Penggunaan istilah Rekayasa pada sejumlah program studi merupakan padanan resmi dari istilah Engineering dalam bahasa Indonesia, sebagaimana tercantum dalam Kamus Besar Bahasa Indonesia (KBBI).
Dalam KBBI, rekayasa dimaknai sebagai penerapan kaidah ilmu dalam perancangan, pembangunan, dan pengoperasian sistem, teknologi, maupun konstruksi secara efektif dan efisien.
Karena itu, penggunaan istilah Rekayasa bukan merupakan istilah baru, melainkan bagian dari pengembangan dan pembakuan terminologi keilmuan dalam bahasa Indonesia.
Namun demikian, perlu ditegaskan bahwa penggunaan istilah Rekayasa tidak dimaksudkan untuk menggantikan istilah Teknik yang selama ini telah digunakan secara luas dan memiliki sejarah, reputasi, serta pengakuan yang kuat dalam pendidikan tinggi Indonesia.
Program studi seperti Teknik Sipil, Teknik Mesin, Teknik Elektro, Teknik Industri, dan nomenklatur teknik lainnya tetap menjadi bagian penting dan sepenuhnya diakui dalam rumpun keilmuan Engineering.

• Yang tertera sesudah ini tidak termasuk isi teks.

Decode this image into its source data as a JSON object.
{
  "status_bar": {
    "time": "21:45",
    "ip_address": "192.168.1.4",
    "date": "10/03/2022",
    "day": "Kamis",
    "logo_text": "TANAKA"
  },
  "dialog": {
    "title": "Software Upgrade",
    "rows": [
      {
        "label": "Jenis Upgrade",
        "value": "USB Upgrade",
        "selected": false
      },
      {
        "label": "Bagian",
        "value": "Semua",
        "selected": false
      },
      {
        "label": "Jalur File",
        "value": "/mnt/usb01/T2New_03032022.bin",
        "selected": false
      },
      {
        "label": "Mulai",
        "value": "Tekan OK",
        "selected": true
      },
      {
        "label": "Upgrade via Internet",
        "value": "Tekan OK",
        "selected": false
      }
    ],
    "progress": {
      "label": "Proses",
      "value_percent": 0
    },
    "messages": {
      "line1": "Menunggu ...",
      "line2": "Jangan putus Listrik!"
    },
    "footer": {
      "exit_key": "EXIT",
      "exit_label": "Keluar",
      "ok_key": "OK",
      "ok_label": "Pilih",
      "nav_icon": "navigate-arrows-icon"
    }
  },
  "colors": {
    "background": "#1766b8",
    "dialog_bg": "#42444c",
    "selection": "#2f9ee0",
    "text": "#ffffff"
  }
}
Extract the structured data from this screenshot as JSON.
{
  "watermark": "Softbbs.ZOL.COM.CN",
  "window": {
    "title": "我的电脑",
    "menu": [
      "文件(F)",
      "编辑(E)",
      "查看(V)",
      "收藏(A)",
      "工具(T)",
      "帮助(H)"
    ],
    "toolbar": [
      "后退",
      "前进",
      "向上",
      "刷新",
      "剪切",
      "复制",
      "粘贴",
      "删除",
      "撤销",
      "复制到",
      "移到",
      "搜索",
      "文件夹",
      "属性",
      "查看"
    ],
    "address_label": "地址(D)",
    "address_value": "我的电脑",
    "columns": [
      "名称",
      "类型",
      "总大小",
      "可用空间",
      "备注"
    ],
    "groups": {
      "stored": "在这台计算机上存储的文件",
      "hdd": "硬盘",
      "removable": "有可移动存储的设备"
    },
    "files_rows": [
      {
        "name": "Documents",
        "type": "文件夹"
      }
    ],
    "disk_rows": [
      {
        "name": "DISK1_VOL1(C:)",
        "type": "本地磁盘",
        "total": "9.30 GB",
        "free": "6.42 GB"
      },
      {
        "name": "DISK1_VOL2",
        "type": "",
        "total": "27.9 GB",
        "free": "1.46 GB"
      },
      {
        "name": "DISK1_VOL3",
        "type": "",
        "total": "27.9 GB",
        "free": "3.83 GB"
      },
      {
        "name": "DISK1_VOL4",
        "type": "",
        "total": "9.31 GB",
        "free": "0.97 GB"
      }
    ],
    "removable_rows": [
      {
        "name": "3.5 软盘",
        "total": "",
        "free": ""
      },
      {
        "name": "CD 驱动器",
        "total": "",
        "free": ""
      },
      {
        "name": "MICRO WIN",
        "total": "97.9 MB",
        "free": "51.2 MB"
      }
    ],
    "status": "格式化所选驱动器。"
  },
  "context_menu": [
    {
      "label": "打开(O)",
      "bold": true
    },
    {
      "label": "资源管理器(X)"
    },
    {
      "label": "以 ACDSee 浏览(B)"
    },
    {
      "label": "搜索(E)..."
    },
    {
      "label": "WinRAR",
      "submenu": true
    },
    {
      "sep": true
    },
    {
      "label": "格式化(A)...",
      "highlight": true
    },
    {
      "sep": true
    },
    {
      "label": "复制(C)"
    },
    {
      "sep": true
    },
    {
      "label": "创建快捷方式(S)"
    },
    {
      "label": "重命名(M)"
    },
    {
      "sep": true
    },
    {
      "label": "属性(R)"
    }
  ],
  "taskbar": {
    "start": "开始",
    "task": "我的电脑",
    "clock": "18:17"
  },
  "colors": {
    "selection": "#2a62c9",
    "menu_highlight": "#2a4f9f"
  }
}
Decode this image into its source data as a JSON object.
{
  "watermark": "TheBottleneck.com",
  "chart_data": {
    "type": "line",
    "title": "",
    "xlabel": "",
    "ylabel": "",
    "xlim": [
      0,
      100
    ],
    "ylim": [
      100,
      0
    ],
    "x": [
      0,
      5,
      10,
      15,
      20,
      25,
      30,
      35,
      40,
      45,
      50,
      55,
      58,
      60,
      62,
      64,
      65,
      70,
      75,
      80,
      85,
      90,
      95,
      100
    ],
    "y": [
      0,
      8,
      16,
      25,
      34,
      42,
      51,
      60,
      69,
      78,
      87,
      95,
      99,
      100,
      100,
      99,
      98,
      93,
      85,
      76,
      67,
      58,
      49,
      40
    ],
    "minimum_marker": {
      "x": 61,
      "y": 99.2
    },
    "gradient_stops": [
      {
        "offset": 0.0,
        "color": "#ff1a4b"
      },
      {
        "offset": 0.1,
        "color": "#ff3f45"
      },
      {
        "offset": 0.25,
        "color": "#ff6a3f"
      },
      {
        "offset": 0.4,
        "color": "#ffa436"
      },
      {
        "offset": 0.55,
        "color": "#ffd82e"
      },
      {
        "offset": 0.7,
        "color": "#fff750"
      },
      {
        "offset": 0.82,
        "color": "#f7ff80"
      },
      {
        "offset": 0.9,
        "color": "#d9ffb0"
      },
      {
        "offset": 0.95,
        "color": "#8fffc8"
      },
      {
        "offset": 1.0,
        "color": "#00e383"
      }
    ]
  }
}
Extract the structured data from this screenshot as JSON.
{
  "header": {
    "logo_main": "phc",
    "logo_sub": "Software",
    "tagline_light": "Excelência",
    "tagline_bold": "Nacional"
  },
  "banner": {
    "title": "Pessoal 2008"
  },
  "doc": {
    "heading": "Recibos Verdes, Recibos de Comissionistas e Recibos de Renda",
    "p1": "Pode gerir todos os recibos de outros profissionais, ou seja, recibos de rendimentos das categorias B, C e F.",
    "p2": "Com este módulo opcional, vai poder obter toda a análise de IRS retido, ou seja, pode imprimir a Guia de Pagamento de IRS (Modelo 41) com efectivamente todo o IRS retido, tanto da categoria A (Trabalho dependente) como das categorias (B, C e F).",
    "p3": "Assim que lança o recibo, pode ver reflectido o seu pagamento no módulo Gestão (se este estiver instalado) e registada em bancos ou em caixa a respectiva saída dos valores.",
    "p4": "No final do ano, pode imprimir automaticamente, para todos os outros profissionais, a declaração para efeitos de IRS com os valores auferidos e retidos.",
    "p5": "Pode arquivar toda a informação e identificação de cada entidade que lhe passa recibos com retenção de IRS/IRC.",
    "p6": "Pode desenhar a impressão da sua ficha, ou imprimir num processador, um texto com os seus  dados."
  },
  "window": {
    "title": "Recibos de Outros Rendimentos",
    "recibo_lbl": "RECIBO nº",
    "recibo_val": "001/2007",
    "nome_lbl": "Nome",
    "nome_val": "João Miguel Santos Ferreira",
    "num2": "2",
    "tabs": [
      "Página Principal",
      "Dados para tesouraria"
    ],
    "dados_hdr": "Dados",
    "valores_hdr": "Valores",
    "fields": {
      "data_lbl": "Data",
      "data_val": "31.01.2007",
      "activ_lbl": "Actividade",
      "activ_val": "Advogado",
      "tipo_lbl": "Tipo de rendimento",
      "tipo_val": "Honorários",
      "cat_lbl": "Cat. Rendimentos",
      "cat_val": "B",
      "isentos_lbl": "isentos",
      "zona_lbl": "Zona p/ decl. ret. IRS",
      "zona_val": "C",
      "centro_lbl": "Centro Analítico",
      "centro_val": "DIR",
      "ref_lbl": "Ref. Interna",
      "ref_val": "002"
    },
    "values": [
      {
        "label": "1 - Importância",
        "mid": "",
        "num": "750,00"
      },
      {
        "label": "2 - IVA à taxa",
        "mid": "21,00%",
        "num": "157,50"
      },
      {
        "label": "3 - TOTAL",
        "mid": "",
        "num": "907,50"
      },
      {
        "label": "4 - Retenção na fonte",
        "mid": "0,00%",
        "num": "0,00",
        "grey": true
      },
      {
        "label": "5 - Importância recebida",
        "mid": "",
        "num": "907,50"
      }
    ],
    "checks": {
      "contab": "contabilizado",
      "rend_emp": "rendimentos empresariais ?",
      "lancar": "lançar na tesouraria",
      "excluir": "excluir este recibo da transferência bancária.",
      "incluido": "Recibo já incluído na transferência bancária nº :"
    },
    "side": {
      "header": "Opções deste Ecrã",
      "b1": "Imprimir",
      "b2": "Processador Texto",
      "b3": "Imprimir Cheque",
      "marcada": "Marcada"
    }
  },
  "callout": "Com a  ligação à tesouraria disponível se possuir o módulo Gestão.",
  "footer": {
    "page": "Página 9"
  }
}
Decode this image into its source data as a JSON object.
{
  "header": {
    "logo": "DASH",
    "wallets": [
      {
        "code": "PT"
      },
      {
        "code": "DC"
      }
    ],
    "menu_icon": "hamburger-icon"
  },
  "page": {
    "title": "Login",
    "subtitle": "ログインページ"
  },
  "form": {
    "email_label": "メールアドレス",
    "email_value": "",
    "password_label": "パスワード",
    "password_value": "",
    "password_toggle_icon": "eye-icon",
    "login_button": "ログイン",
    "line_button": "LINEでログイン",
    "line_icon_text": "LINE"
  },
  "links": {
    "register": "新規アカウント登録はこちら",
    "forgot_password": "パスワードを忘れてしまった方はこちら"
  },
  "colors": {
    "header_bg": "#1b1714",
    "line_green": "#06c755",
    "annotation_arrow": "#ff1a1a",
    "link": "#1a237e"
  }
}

Tidak perlu dilakukan perubahan terhadap nama nama Program studi Teknik yang saat ini telah ada. Tidak terdapat kebijakan yang mewajibkan perguruan tinggi mengubah nomenklatur “Teknik” menjadi “Rekayasa”.
Kebijakan nomenklatur program studi saat ini memberikan ruang bagi perguruan tinggi untuk memilih nomenklatur yang paling sesuai dengan karakter keilmuan, pendekatan kurikulum, perkembangan disiplin ilmu, maupun kebutuhan pengembangan akademik masing-masing.